Language specific styles and principles:
Although the previous principles apply to most of the programming languages you will encounter, each language follows its own peculiar conventions. Style conventions are not the result of a pure aestethic choice, but they aim at specific practical goals, such as increasing readibility and reducing the chance to produce bugs.
Styles and conventions of the major languages used in cognitive neuroscience: As a rule of thumb, you do not need to memorize all the language conventions, but it would be a good starting point to read the main points and to start including them immediately in your code. With time you will be able to include more and more conventions into your code.
- Python: https://peps.python.org/pep-0008/#introduction
- Matlab: https://www.mathworks.com/matlabcentral/fileexchange/45047-matlab-style-guidelines-cheat-sheet
- R: https://google.github.io/styleguide/Rguide.html
- List of style guides for different programming languages: https://google.github.io/styleguide/
Version control: git
When coding your experiment or your analysis you will inevitably make multiple changes to your code and create multiple versions of the same code, therefore running the risk to pollute your folders and to produce avoidable bugs. In order to prevent such potential issues, we recommend to use a version control software.

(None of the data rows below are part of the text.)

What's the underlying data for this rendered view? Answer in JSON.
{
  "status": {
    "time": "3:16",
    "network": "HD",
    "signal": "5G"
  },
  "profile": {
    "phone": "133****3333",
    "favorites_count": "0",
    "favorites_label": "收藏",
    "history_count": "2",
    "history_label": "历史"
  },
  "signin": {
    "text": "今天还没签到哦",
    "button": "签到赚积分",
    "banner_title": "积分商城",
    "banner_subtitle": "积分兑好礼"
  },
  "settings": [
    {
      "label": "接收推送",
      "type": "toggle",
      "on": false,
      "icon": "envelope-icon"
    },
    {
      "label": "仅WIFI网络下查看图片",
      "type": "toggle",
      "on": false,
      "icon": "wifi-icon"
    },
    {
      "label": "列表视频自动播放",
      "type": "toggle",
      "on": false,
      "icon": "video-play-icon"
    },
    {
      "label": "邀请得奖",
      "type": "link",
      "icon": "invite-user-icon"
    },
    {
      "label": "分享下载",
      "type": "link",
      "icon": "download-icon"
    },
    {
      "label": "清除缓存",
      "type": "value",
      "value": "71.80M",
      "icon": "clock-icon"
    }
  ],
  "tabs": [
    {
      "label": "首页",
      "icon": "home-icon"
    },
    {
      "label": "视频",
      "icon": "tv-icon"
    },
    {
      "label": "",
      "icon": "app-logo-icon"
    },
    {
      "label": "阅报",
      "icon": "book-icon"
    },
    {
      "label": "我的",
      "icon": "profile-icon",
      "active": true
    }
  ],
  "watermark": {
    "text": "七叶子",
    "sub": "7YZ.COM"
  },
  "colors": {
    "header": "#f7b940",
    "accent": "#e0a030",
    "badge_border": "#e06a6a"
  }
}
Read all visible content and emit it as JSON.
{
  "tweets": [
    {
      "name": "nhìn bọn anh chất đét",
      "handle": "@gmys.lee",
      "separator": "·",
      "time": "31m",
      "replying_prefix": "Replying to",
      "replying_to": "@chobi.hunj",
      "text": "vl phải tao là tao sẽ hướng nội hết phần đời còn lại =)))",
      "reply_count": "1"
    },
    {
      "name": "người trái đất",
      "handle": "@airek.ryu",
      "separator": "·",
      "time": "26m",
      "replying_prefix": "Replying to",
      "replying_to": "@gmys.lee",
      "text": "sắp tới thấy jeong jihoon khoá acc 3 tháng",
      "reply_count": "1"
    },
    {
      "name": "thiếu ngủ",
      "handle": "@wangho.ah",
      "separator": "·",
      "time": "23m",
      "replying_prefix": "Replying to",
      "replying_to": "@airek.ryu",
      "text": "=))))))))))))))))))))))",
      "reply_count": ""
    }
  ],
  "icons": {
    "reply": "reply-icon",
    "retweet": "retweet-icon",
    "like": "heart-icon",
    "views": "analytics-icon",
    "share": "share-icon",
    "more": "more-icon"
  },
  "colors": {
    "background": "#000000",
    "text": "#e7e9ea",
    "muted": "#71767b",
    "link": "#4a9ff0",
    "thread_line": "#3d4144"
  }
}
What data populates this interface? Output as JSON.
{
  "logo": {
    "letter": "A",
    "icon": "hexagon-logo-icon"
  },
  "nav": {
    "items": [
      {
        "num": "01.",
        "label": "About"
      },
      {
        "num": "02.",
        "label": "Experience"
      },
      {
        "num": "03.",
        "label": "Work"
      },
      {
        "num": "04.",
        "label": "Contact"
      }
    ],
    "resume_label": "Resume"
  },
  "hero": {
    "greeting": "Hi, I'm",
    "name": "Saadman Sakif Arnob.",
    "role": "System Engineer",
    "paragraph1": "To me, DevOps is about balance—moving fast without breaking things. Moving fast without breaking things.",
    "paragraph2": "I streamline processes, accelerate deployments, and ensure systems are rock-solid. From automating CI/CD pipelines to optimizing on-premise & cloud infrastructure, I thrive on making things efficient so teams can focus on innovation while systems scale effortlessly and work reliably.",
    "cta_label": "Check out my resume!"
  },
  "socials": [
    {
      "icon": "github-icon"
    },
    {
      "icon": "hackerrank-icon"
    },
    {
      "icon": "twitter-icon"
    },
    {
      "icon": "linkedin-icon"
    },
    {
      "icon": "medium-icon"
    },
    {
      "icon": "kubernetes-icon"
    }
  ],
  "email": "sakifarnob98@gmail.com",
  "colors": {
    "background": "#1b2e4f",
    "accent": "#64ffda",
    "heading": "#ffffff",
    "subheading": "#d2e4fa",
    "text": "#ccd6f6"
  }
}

A version control software keeps track of your code changes for you and allows you to revert your code to previous versions at any time without creating extra files. Furthermore, it allows you to modify your code while keeping intact a working version and then merging the modified version with the old one. The most common version control software is git, a lightweight and very powerful tool. We are not going to cover it here, but we suggest you to go through this tutorial or any other online tutorial.